Mean-Lp Risk-Constrained Reinforcement Learning: Primal-Dual Policy Gradient and Augmented MDP Approaches

Agents4Science 2025 Conference Submission16 Authors

04 Aug 2025 (modified: 08 Oct 2025)Submitted to Agents4ScienceEveryoneRevisionsBibTeXCC BY 4.0
Keywords: Constrained MDP (CMDP), risk measures, safe RL
Abstract: Convex risk measures allow decision-makers to account for uncertainty beyond standard expectations, and have become essential in safety-critical domains.

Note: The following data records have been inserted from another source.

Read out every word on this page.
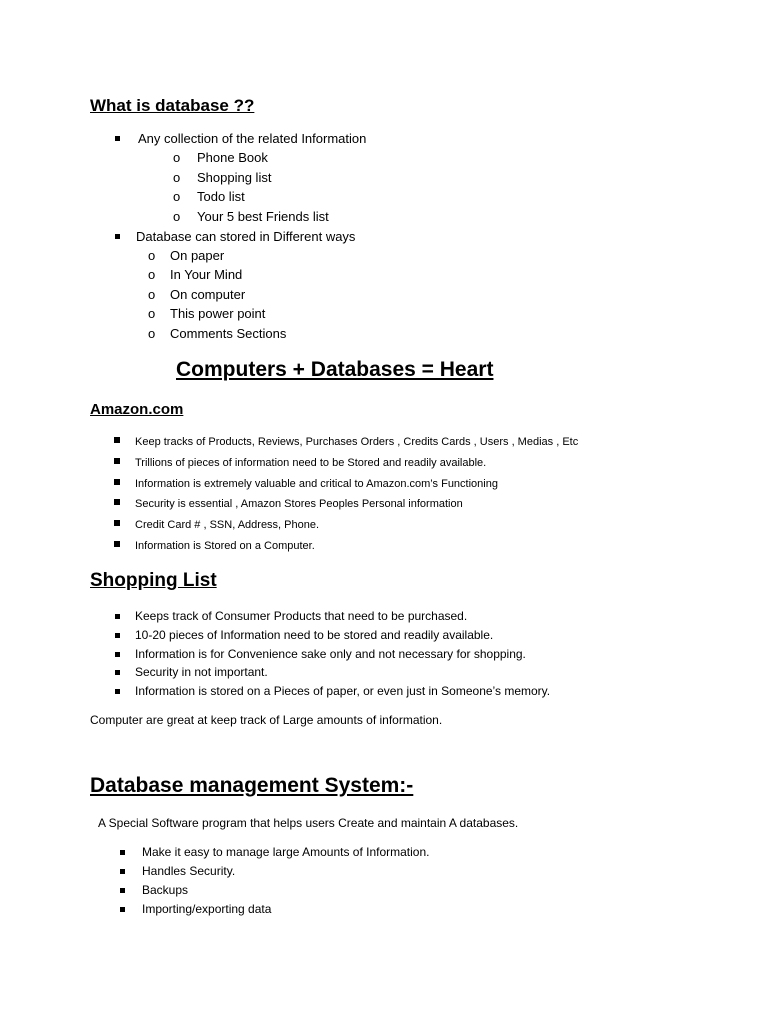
What is database ??
Any collection of the related Information
o Phone Book
o Shopping list
o Todo list
o Your 5 best Friends list
Database can stored in Different ways
o On paper
o In Your Mind
o On computer
o This power point
o Comments Sections
Computers + Databases = Heart
Amazon.com
Keep tracks of Products, Reviews, Purchases Orders , Credits Cards , Users , Medias , Etc
Trillions of pieces of information need to be Stored and readily available.
Information is extremely valuable and critical to Amazon.com’s Functioning
Security is essential , Amazon Stores Peoples Personal information
Credit Card # , SSN, Address, Phone.
Information is Stored on a Computer.
Shopping List
Keeps track of Consumer Products that need to be purchased.
10-20 pieces of Information need to be stored and readily available.
Information is for Convenience sake only and not necessary for shopping.
Security in not important.
Information is stored on a Pieces of paper, or even just in Someone’s memory.
Computer are great at keep track of Large amounts of information.
Database management System:-
A Special Software program that helps users Create and maintain A databases.
Make it easy to manage large Amounts of Information.
Handles Security.
Backups
Importing/exporting data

One widely used example is the Conditional Value-at-Risk (CVaR), a coherent risk metric that targets tail outcomes. In this paper, we consider a more general family of risk measures, the mean-$L^p$ risk for $p\ge 1$, defined as the $L^p$-norm of a cost distribution; this family includes CVaR as an extreme case (as $p \to \infty$). We formulate a reinforcement learning problem in which an agent seeks to maximize reward subject to a mean-$L^p$ risk constraint on its cumulative cost. This problem is challenging due to the nested, non-Lipschitz structure of the $L^p$ risk measure, which hinders the use of standard policy optimization or dynamic programming techniques. To address this, we propose two complementary solution approaches: (1) a $\textbf{primal-dual policy gradient algorithm}$ that relaxes the risk constraint via a Lagrange multiplier, and (2) a $\textbf{model-based dynamic programming method}$ that enforces the constraint by augmenting the state space with a cost budget. We prove that the policy-gradient approach converges to an $\epsilon$-optimal safe policy with $\tilde{O}(1/\epsilon^2)$ samples, matching the best-known rate for simpler (risk-neutral or linear-constraint) cases. Meanwhile, the augmented MDP method computes a policy that never violates the cost limit and is nearly optimal for large $p$. Our results provide the first general-purpose algorithms for $L^p$-risk-constrained RL, generalizing prior approaches that were limited to CVaR or variance-based risk. We validate our theoretical results through experiments in a gridworld environment, demonstrating that both algorithms successfully learn policies that respect the risk constraint and adjust conservativeness as the risk sensitivity parameter $p$ varies.